„Daar hebben we de onafscheidelijke eeneiige tweeling”, roept ze enthousiast als ik met een collega de kantine inloop om pauze te houden. „Stiekem is Alicia inderdaad een jongen”, grapt mijn ‘tweelingbroer’. De verschillen zijn maximaal. Hij is een jongen en ik een meisje. Ik heb blond haar en hij bruin. Terwijl hij een montuur op zijn neus heeft, ontbreekt deze bij mij. Maar ach, we lachen er maar om.

Na de pauze wassen we onze borden en bestek af. Meestal is er een onbewuste taakverdeling. Ik was af en hij droogt af. Ondertussen krijg ik een zwieper met de theedoek van hem. „Nou ja zeg”, zegt een oudere collega - mijn supermarktoma -. „Dat laat je je toch niet gebeuren?”

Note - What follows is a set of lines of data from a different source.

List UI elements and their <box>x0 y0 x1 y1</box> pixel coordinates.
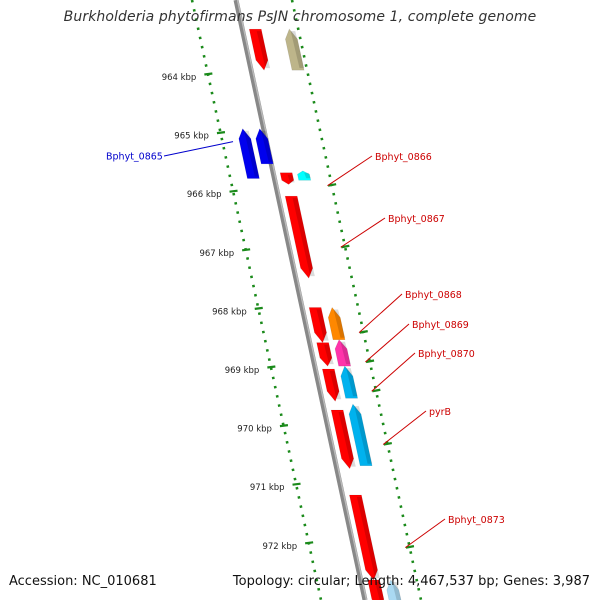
label-leader <box>405 518 446 549</box>
gene-shading <box>261 130 274 162</box>
right-tick <box>341 244 350 249</box>
gene-shading <box>316 309 329 341</box>
ruler-label: 966 kbp <box>187 190 222 200</box>
accession-text: Accession: NC_010681 <box>9 574 157 589</box>
gene-shading <box>292 198 315 277</box>
label-leader <box>371 352 416 392</box>
chromosome-backbone <box>233 0 368 600</box>
label-leader <box>163 141 234 157</box>
gene-shading <box>324 344 334 365</box>
gene-arrow[interactable] <box>308 307 327 344</box>
ruler-label: 965 kbp <box>174 132 209 142</box>
gene-shading <box>329 371 342 400</box>
chromosome-backbone-highlight <box>236 0 368 600</box>
ruler-tick <box>279 424 289 428</box>
ruler-label: 964 kbp <box>162 73 197 83</box>
ruler-tick <box>292 482 301 486</box>
gene-label[interactable]: Bphyt_0869 <box>412 320 469 331</box>
label-leader <box>358 293 403 333</box>
gene-arrow[interactable] <box>279 172 295 185</box>
ruler-label: 967 kbp <box>199 249 234 259</box>
label-leader <box>327 155 373 187</box>
gene-shading <box>256 31 271 69</box>
label-leader <box>365 323 410 363</box>
ruler-tick <box>267 365 276 369</box>
ruler-tick <box>204 72 213 76</box>
gene-label[interactable]: Bphyt_0870 <box>418 349 475 360</box>
gene-shading <box>346 368 358 397</box>
gene-arrow[interactable] <box>248 28 269 71</box>
gene-shading <box>375 581 385 600</box>
gene-bphyt_0867[interactable] <box>284 195 313 279</box>
ruler-tick <box>216 131 226 135</box>
gene-label[interactable]: Bphyt_0868 <box>405 290 462 301</box>
ruler-label: 968 kbp <box>212 307 247 317</box>
ruler-tick <box>229 189 238 193</box>
gene-label[interactable]: Bphyt_0866 <box>375 152 432 163</box>
ruler-label: 972 kbp <box>262 542 297 552</box>
right-tick <box>383 441 392 446</box>
gene-shading <box>338 412 356 467</box>
gene-bphyt_0866[interactable] <box>297 170 312 181</box>
gene-shading <box>333 309 346 338</box>
right-tick <box>327 183 337 187</box>
gene-shading <box>304 172 311 179</box>
gene-arrow[interactable] <box>330 409 354 470</box>
label-leader <box>382 410 427 445</box>
gene-arrow[interactable] <box>316 342 333 367</box>
gene-bphyt_0873[interactable] <box>349 494 378 581</box>
ruler-tick <box>254 306 263 310</box>
map-title: Burkholderia phytofirmans PsJN chromosom… <box>63 9 537 25</box>
gene-label[interactable]: Bphyt_0873 <box>448 515 505 526</box>
ruler-tick <box>304 541 314 545</box>
gene-label[interactable]: Bphyt_0865 <box>106 152 163 163</box>
gene-shading <box>354 406 373 464</box>
genome-summary-text: Topology: circular; Length: 4,467,537 bp… <box>232 574 590 589</box>
gene-pyrb[interactable] <box>348 403 373 466</box>
ruler-label: 970 kbp <box>237 425 272 435</box>
gene-arrow[interactable] <box>321 368 340 402</box>
gene-shading <box>356 496 380 578</box>
gene-arrow[interactable] <box>285 28 305 71</box>
gene-bphyt_0870[interactable] <box>340 365 359 399</box>
gene-arrow[interactable] <box>386 579 403 600</box>
right-tick <box>372 388 381 393</box>
gene-arrow[interactable] <box>255 128 274 165</box>
ruler-tick <box>242 248 251 252</box>
gene-label[interactable]: pyrB <box>429 407 451 418</box>
gene-shading <box>340 341 351 365</box>
gene-shading <box>290 31 305 69</box>
gene-shading <box>392 581 402 600</box>
right-tick <box>365 359 375 364</box>
gene-shading <box>244 130 260 177</box>
gene-bphyt_0865[interactable] <box>238 128 260 179</box>
label-leader <box>340 217 386 248</box>
ruler-label: 969 kbp <box>225 366 260 376</box>
right-tick <box>359 330 368 334</box>
gene-label[interactable]: Bphyt_0867 <box>388 214 445 225</box>
gene-shading <box>287 174 295 183</box>
right-tick <box>405 545 415 549</box>
ruler-label: 971 kbp <box>250 483 285 493</box>
gene-arrow[interactable] <box>367 579 385 600</box>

Gewapend met 25 lepeltjes kijkt ze me aan. „Ja, gooi maar”, antwoord ik. Ik kan me niet voorstellen dat een vrouw van 70+ dit zou doen. Twee seconden later vliegen de lepels door de lucht, recht op mijn collega af. Lachend ruimt ze alles weer op. Gierend van het lachen vertel ik haar, dat ze net een oma voor me is. Ze voorziet me immers de hele dag van zoetigheden en hier beschermt ze mij met lepels. „Je maakt wel onderscheid tussen je eeneiige kleinkinderen”, voeg ik er nog aan toe.

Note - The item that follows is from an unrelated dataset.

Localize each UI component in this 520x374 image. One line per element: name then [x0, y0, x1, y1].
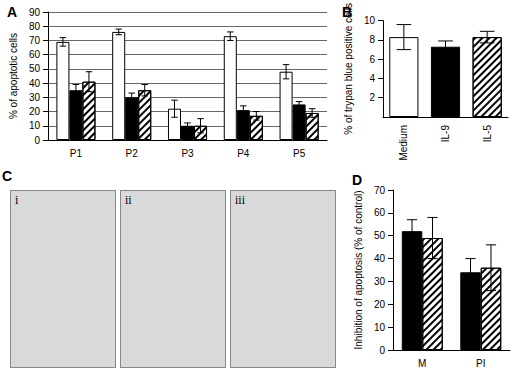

Een halfuurtje later komt ze weer langs met haar schaaltje hapjes. Het is een schaal vol bekertjes yoghurt. „Zal ik deze schaal over hem heen gooien?”, vraagt ze. „Als je dat doet, dan”, antwoord ik. „Dan wat?” Ik pijnig mijn hersenen, want wat vindt deze zeventigplusser nou erg om te doen en kan ik in ruil voor het gooien van de yoghurt voor haar doen. Dan schiet het me te binnen. Ik weet dat ze schoonmaken verschrikkelijk vindt. „Ik maak je hele huis schoon!” Met een blik van vertwijfeling kijkt ze me aan.

Aan het einde van de dag is mijn ‘tweelingbroer’ nog yoghurtvrij. Ik heb toch de verkeerde belofte gedaan. Misschien moet ik er de volgende keer aan toevoegen, dat ik de bende die de yoghurt op de werkvloer veroorzaakt, ook op zal ruimen.